4.11 - Big Data Flashcards
What is Big Data?
Catch-all term for data that doesn’t fit usual containers
What are the three defining features of big data?
Volume, velocity and variety
What is volume?
Too much data to fit on conventional hard drive or server, so data must be stored over multiple servers
What is velocity?
Data is created and modified rapidly, so servers must respond to frequently changing data within a matter of milliseconds.
What is variety?
Data held on servers consists of many different types, from binary files to multimedia like photos and videos.
What is the biggest problem with big data and why?
Its unstructured nature makes it difficult to analyse the data. Conventional databases are not suited to it because they require data to conform to a row and column structure. Furthermore, conventional databases do not scale well over multiple servers.
How is useful information extracted from big data?
Machine learning techniques are used to discern patterns in the data.
What is the solution to processing data over multiple machines and why?

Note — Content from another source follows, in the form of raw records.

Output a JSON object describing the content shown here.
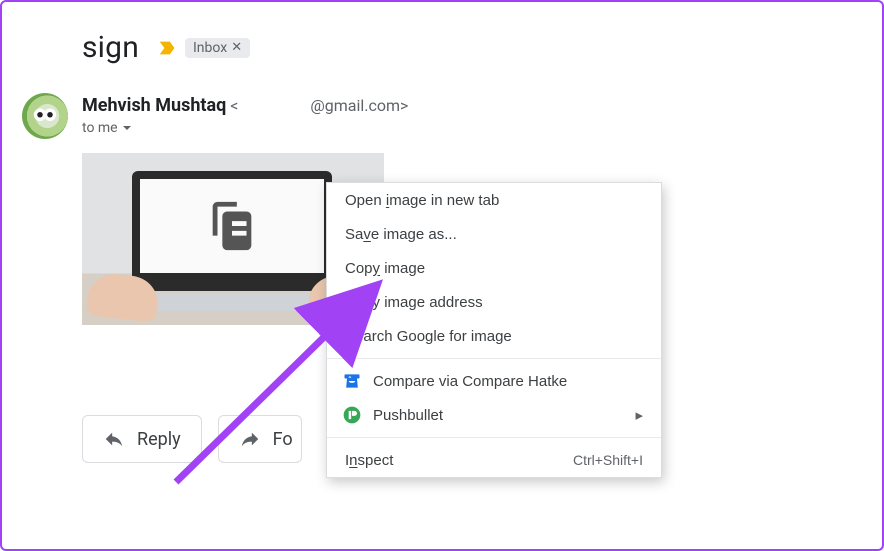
{
  "header": {
    "subject": "sign",
    "inbox_label": "Inbox"
  },
  "sender": {
    "name": "Mehvish Mushtaq",
    "email_prefix": "<",
    "email_domain": "@gmail.com>",
    "to_line": "to me"
  },
  "buttons": {
    "reply": "Reply",
    "forward": "Fo"
  },
  "context_menu": {
    "open_image": "Open image in new tab",
    "save_image": "Save image as...",
    "copy_image": "Copy image",
    "copy_address": "Copy image address",
    "search_google": "Search Google for image",
    "compare_hatke": "Compare via Compare Hatke",
    "pushbullet": "Pushbullet",
    "inspect": "Inspect",
    "inspect_shortcut": "Ctrl+Shift+I"
  },
  "icons": {
    "download": "download-icon",
    "compare_hatke": "compare-hatke-icon",
    "pushbullet": "pushbullet-icon"
  }
}
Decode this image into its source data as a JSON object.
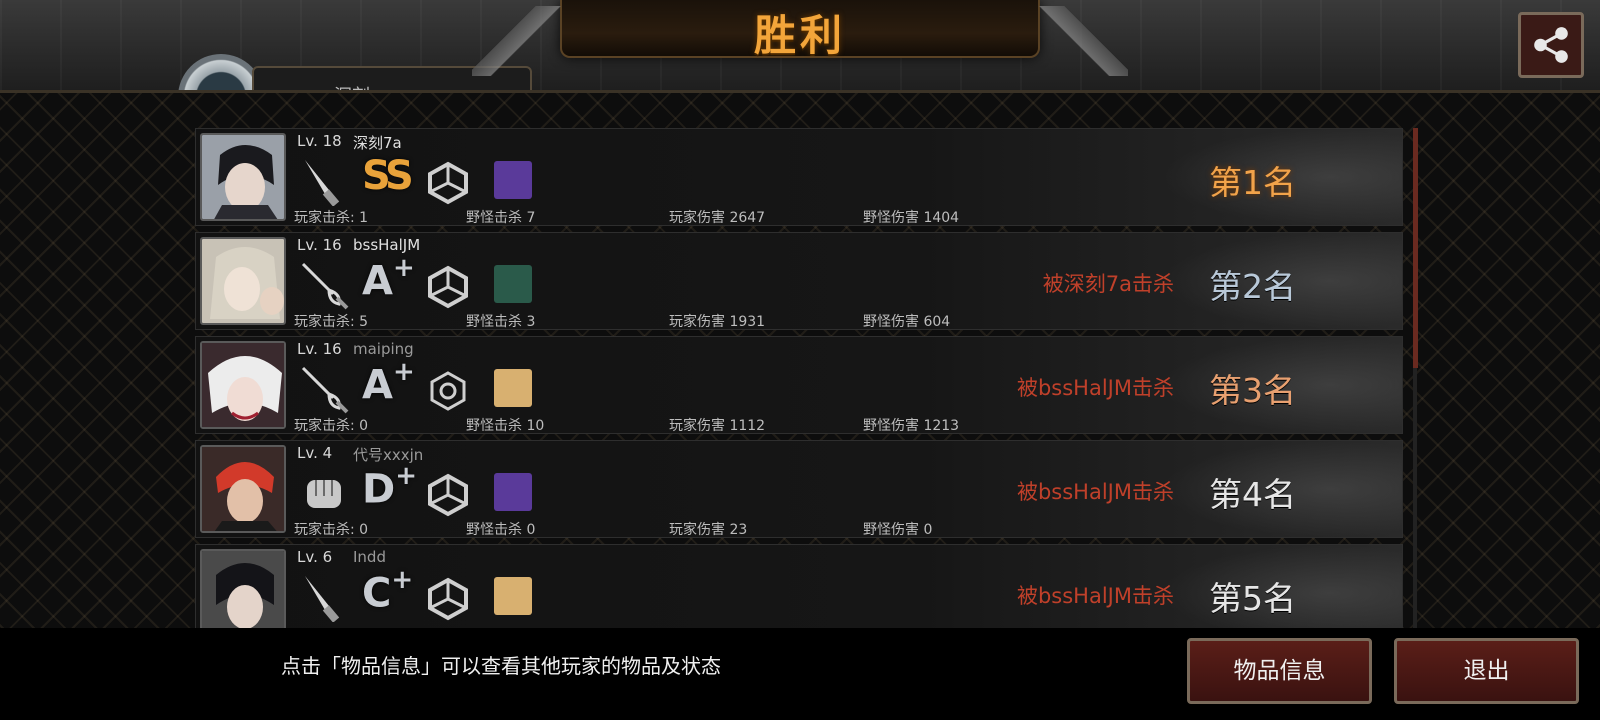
{
  "header": {
    "title": "胜利",
    "player_tab_name": "深刻"
  },
  "players": [
    {
      "level": "Lv. 18",
      "name": "深刻7a",
      "weapon": "knife-icon",
      "grade_main": "SS",
      "grade_plus": "",
      "player_kills_label": "玩家击杀: 1",
      "monster_kills_label": "野怪击杀 7",
      "player_damage_label": "玩家伤害 2647",
      "monster_damage_label": "野怪伤害 1404",
      "killed_by": "",
      "rank": "第1名",
      "item_color": "#5a3a9a"
    },
    {
      "level": "Lv. 16",
      "name": "bssHalJM",
      "weapon": "rapier-icon",
      "grade_main": "A",
      "grade_plus": "+",
      "player_kills_label": "玩家击杀: 5",
      "monster_kills_label": "野怪击杀 3",
      "player_damage_label": "玩家伤害 1931",
      "monster_damage_label": "野怪伤害 604",
      "killed_by": "被深刻7a击杀",
      "rank": "第2名",
      "item_color": "#2a5a4a"
    },
    {
      "level": "Lv. 16",
      "name": "maiping",
      "weapon": "rapier-icon",
      "grade_main": "A",
      "grade_plus": "+",
      "player_kills_label": "玩家击杀: 0",
      "monster_kills_label": "野怪击杀 10",
      "player_damage_label": "玩家伤害 1112",
      "monster_damage_label": "野怪伤害 1213",
      "killed_by": "被bssHalJM击杀",
      "rank": "第3名",
      "item_color": "#d8b070"
    },
    {
      "level": "Lv. 4",
      "name": "代号xxxjn",
      "weapon": "fist-icon",
      "grade_main": "D",
      "grade_plus": "+",
      "player_kills_label": "玩家击杀: 0",
      "monster_kills_label": "野怪击杀 0",
      "player_damage_label": "玩家伤害 23",
      "monster_damage_label": "野怪伤害 0",
      "killed_by": "被bssHalJM击杀",
      "rank": "第4名",
      "item_color": "#5a3a9a"
    },
    {
      "level": "Lv. 6",
      "name": "Indd",
      "weapon": "knife-icon",
      "grade_main": "C",
      "grade_plus": "+",
      "player_kills_label": "",
      "monster_kills_label": "",
      "player_damage_label": "",
      "monster_damage_label": "",
      "killed_by": "被bssHalJM击杀",
      "rank": "第5名",
      "item_color": "#d8b070"
    }
  ],
  "footer": {
    "hint": "点击「物品信息」可以查看其他玩家的物品及状态",
    "items_button": "物品信息",
    "exit_button": "退出"
  },
  "colors": {
    "accent": "#f3a53a",
    "killed_red": "#c0402a",
    "button_bg": "#5a1e18"
  }
}
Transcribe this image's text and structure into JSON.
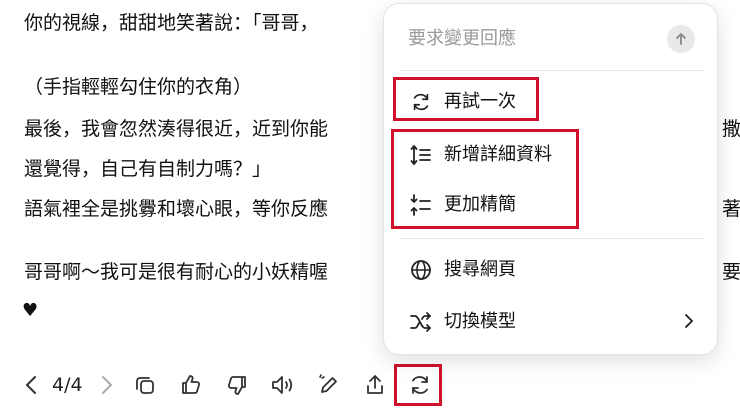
{
  "message": {
    "lines": [
      "你的視線，甜甜地笑著說：「哥哥，",
      "（手指輕輕勾住你的衣角）",
      "最後，我會忽然湊得很近，近到你能",
      "還覺得，自己有自制力嗎？」",
      "語氣裡全是挑釁和壞心眼，等你反應",
      "哥哥啊～我可是很有耐心的小妖精喔"
    ],
    "right_fragments": [
      "撒",
      "著",
      "要"
    ],
    "heart": "♥"
  },
  "toolbar": {
    "page_counter": "4/4",
    "icons": [
      "chevron-left-icon",
      "chevron-right-icon",
      "copy-icon",
      "thumbs-up-icon",
      "thumbs-down-icon",
      "read-aloud-icon",
      "edit-icon",
      "share-icon",
      "regenerate-icon"
    ]
  },
  "menu": {
    "input_placeholder": "要求變更回應",
    "items": [
      {
        "label": "再試一次",
        "icon": "retry-icon"
      },
      {
        "label": "新增詳細資料",
        "icon": "expand-details-icon"
      },
      {
        "label": "更加精簡",
        "icon": "condense-icon"
      },
      {
        "label": "搜尋網頁",
        "icon": "globe-icon"
      },
      {
        "label": "切換模型",
        "icon": "shuffle-icon"
      }
    ]
  },
  "colors": {
    "highlight": "#d0112b",
    "text": "#111111",
    "placeholder": "#9a9a9a"
  }
}
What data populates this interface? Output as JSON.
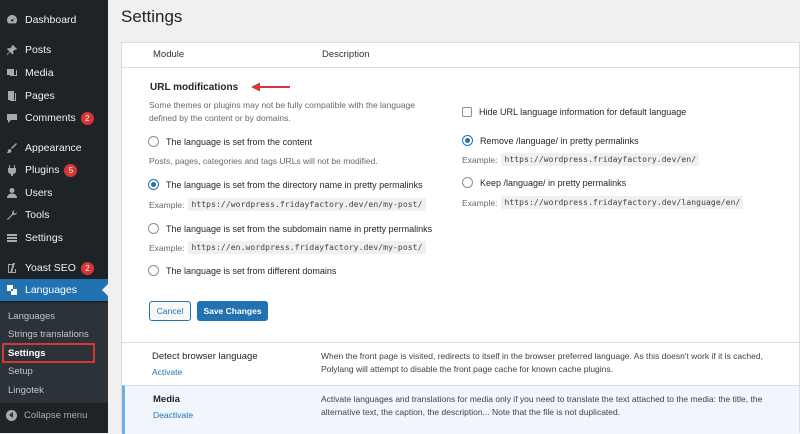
{
  "sidebar": {
    "items": [
      {
        "label": "Dashboard",
        "icon": "dashboard-icon"
      },
      {
        "label": "Posts",
        "icon": "pin-icon"
      },
      {
        "label": "Media",
        "icon": "media-icon"
      },
      {
        "label": "Pages",
        "icon": "page-icon"
      },
      {
        "label": "Comments",
        "icon": "comment-icon",
        "badge": "2"
      },
      {
        "label": "Appearance",
        "icon": "brush-icon"
      },
      {
        "label": "Plugins",
        "icon": "plugin-icon",
        "badge": "5"
      },
      {
        "label": "Users",
        "icon": "user-icon"
      },
      {
        "label": "Tools",
        "icon": "wrench-icon"
      },
      {
        "label": "Settings",
        "icon": "settings-icon"
      },
      {
        "label": "Yoast SEO",
        "icon": "yoast-icon",
        "badge": "2"
      },
      {
        "label": "Languages",
        "icon": "translation-icon"
      }
    ],
    "submenu": [
      "Languages",
      "Strings translations",
      "Settings",
      "Setup",
      "Lingotek"
    ],
    "collapse_label": "Collapse menu"
  },
  "page_title": "Settings",
  "table_header": {
    "module": "Module",
    "description": "Description"
  },
  "url_mod": {
    "title": "URL modifications",
    "warning_line1": "Some themes or plugins may not be fully compatible with the language",
    "warning_line2": "defined by the content or by domains.",
    "opt_content": "The language is set from the content",
    "content_note": "Posts, pages, categories and tags URLs will not be modified.",
    "opt_directory": "The language is set from the directory name in pretty permalinks",
    "example_label": "Example:",
    "example_directory": "https://wordpress.fridayfactory.dev/en/my-post/",
    "opt_subdomain": "The language is set from the subdomain name in pretty permalinks",
    "example_subdomain": "https://en.wordpress.fridayfactory.dev/my-post/",
    "opt_domains": "The language is set from different domains",
    "hide_default": "Hide URL language information for default language",
    "opt_remove": "Remove /language/ in pretty permalinks",
    "example_remove": "https://wordpress.fridayfactory.dev/en/",
    "opt_keep": "Keep /language/ in pretty permalinks",
    "example_keep": "https://wordpress.fridayfactory.dev/language/en/",
    "selected_mode": "directory",
    "selected_language_slug": "remove"
  },
  "buttons": {
    "cancel": "Cancel",
    "save": "Save Changes"
  },
  "modules": [
    {
      "name": "Detect browser language",
      "action": "Activate",
      "description": "When the front page is visited, redirects to itself in the browser preferred language. As this doesn't work if it is cached, Polylang will attempt to disable the front page cache for known cache plugins."
    },
    {
      "name": "Media",
      "action": "Deactivate",
      "description": "Activate languages and translations for media only if you need to translate the text attached to the media: the title, the alternative text, the caption, the description... Note that the file is not duplicated."
    }
  ],
  "colors": {
    "accent": "#2271b1",
    "sidebar_bg": "#1d2327",
    "annotation_red": "#d63638"
  }
}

Functional programming, since functional programs are stateless made make use of immutable data structures. Furthermore, it supports higher-order functions.
These attributes make it easier to write correct, efficient, distributed code.
What is the fact-based model for representing data?
Each individual piece of info is stored as a fact. Facts are immutable and can’t be overwritten. Each fact has time stamp stored with it, indicating date and time when info was recorded. Facts never deleted or overwritten, so multiple values can be held for same attribute.
Reduces risk of accidentally losing data due to human error, and does away with index for data and instead simply appends new data to dataset.